Süt ve süt ürünleri yasak...
Mısır nişastası, sade lokum, sade akide şekeri, çay, ıhlamur, adaçayı, sıvı yağ, çay şekeri, elma suyu, aspartam içermeyen içecekler(gazoz, kola, meyve suyu) gibi ürünlerse onlar için serbest.

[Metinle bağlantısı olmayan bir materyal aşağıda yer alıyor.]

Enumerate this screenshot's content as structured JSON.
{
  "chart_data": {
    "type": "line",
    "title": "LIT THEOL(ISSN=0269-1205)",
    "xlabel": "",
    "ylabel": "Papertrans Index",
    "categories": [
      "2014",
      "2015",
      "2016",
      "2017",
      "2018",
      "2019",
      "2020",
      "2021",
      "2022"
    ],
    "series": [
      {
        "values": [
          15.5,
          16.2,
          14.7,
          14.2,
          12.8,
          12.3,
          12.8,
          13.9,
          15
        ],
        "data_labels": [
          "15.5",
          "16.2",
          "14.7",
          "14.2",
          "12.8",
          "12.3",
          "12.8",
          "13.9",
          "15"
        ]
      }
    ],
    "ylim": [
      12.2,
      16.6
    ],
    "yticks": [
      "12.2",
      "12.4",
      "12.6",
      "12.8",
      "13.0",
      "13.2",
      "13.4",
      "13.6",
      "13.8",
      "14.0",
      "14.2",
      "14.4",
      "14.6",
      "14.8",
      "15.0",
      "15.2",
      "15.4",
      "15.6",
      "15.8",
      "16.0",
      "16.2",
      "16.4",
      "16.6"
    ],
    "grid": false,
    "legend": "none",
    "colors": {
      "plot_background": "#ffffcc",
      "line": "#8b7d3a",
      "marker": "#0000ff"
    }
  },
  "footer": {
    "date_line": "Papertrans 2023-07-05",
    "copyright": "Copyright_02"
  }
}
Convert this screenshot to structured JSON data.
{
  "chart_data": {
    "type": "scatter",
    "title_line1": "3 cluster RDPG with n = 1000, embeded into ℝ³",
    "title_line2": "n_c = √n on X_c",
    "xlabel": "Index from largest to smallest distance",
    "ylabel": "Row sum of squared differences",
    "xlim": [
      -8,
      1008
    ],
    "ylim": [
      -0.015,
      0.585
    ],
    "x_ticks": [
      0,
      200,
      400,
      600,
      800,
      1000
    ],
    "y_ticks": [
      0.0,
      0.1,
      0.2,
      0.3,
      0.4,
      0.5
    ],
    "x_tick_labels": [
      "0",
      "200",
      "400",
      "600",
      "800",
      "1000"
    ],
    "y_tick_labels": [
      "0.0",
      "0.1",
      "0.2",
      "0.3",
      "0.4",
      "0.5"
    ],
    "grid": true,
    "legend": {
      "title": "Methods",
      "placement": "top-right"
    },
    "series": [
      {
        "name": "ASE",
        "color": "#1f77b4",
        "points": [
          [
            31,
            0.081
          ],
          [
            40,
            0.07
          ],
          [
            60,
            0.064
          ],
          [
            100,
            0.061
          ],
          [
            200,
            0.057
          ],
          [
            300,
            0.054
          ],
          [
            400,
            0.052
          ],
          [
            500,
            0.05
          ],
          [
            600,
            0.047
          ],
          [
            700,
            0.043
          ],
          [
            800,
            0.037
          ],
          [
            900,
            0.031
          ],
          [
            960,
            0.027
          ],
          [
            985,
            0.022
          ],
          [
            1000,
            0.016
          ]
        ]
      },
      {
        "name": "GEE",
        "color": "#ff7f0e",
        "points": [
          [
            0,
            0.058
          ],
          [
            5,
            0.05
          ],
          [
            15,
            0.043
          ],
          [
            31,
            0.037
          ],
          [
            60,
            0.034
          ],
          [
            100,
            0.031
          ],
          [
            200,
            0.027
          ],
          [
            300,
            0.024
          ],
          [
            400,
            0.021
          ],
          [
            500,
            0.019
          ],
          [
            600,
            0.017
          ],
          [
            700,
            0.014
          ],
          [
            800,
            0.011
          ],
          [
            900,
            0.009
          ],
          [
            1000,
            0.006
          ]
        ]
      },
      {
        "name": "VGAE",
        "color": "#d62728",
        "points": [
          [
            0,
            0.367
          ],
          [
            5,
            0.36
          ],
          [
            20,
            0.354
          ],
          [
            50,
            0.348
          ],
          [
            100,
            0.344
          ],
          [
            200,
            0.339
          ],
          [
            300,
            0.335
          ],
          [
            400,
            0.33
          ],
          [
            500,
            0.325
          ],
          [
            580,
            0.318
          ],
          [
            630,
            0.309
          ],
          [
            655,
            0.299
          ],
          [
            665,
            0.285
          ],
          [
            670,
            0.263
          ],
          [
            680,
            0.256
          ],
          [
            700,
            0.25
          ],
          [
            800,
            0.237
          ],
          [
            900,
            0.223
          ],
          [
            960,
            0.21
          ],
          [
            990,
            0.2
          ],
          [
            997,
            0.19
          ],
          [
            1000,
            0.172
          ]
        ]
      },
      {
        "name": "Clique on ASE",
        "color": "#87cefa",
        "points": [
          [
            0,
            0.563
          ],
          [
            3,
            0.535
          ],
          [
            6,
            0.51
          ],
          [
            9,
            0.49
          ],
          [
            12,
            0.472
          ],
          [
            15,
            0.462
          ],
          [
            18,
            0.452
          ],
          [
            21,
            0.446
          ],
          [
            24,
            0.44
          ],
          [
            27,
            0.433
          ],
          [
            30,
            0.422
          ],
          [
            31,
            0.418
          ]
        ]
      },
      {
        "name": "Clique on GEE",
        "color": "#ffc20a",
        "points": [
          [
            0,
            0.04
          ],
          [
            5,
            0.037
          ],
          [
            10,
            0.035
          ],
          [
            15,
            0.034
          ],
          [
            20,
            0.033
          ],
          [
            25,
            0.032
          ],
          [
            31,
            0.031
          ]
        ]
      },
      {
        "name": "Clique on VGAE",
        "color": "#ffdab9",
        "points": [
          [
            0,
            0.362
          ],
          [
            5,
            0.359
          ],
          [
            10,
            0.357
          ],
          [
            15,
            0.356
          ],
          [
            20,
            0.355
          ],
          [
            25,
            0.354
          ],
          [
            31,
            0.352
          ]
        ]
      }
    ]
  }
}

Bunun yanında da sebze, meyve, tereyağı, margarin, bal, zeytin, pekmez ve tüm düşük proteinli gıdaları doktorlarının verdiği ölçüde tüketebiliyorlar. Bu hastalıkla savaşanlar mısır nişastasından, ekmek, makarna, erişte, poğaça gibi sağlıklı bireylerin tükettiği yiyecekleri yapabiliyorlar. PKU’lu bireyler için yapılacak yemeklerin ürünleri her yerden alınamıyor. Bu işi yapan bazı internet sitelerinden siparişle eve getirtilebiliyor.

  • PKU KEKİ
  • Malzemeler:
  • 400 gram ılık su,
  • 20 gram yumurta ikamesi (2 silme ölçek),
  • 2 su bardağı düşük proteinli un,
  • 1 su bardağı toz şeker,
  • 4 yemek kaşığı sıvı yağ,
  • 1 yemek kaşığı pekmez,
  • 1 tatlı kaşığı kabartma tozu,
  • 1 çay kaşığı vanilya,
  • 1 çay kaşığı tarçın,
  • 1 yemek kaşığı portakal kabuğu rendesi
  • Hazırlanışı:
  • Mikser ya da el çırpıcı yardımıyla bütün malzemeler karıştırılır. Kağıt kek kalıpları ya da teflon kek kalıbı yağlanıp unlandıktan sonra bu karışım dökülür. Ilık fırında pişirilir. (Fırının ayrı bir rafında su dolu bir kap bulundurulur)
  • PKU keki yapımı
  • PKU YOĞURDU
  • Malzemeler:
  • 4 silme ölçek düşük proteinli süt tozu (20 gram),
  • 3 silme ölçek (3 gram) Nestle Nestargel (yoğurt yapıcı jel),
  • 1 silme ölçek laktoz-süt şekeri (zorunlu değil),
  • 30 gram normal yoğurt (maya olarak),
  • 200 ml (1 dolu bardak) su
  • Hazırlanışı:
  • Belirtilen miktardaki düşük proteinli süt tozu, suyla karıştırılarak 90 dereceye kadar ısıtılır. Bu karışıma çok hızlı bir şekilde yoğurt yapıcı jel ilave edilir (çırpıcı kullanılabilir). Karışım 40 dereceye kadar soğumaya bırakılır. Sonra içine süt şekeri ve maya olarak normal yoğurt ilave edilip karıştırılır. Bu karışım yoğurt makinesinde veya bohçalanmış olarak ılık bir yerde 5-6 saat bekletilir. Süre sonunda buzdolabına konur.
  • PKU yoğurdu yapımı

Kısıtlı beslenme

Bugünkü bilgilere göre bu hastalarda diyet tedavisi yaşam boyu sürüyor. Yeni doğan döneminde diyet tedavisi başlanmış hastalar, yetişkin olduklarında diyeti bırakırlarsa algılamada güçlük, dikkat azalması gelişiyor. Diyet her hasta için farklı. Hastanın boyu, yaşı, vücut ağırlığı, fenilketonürinin tipi ve kan fenilalanin düzeyine göre diyet değişiyor. Elbette burada son sözü söyleyecek olan doktorlar ve diyetisyenler.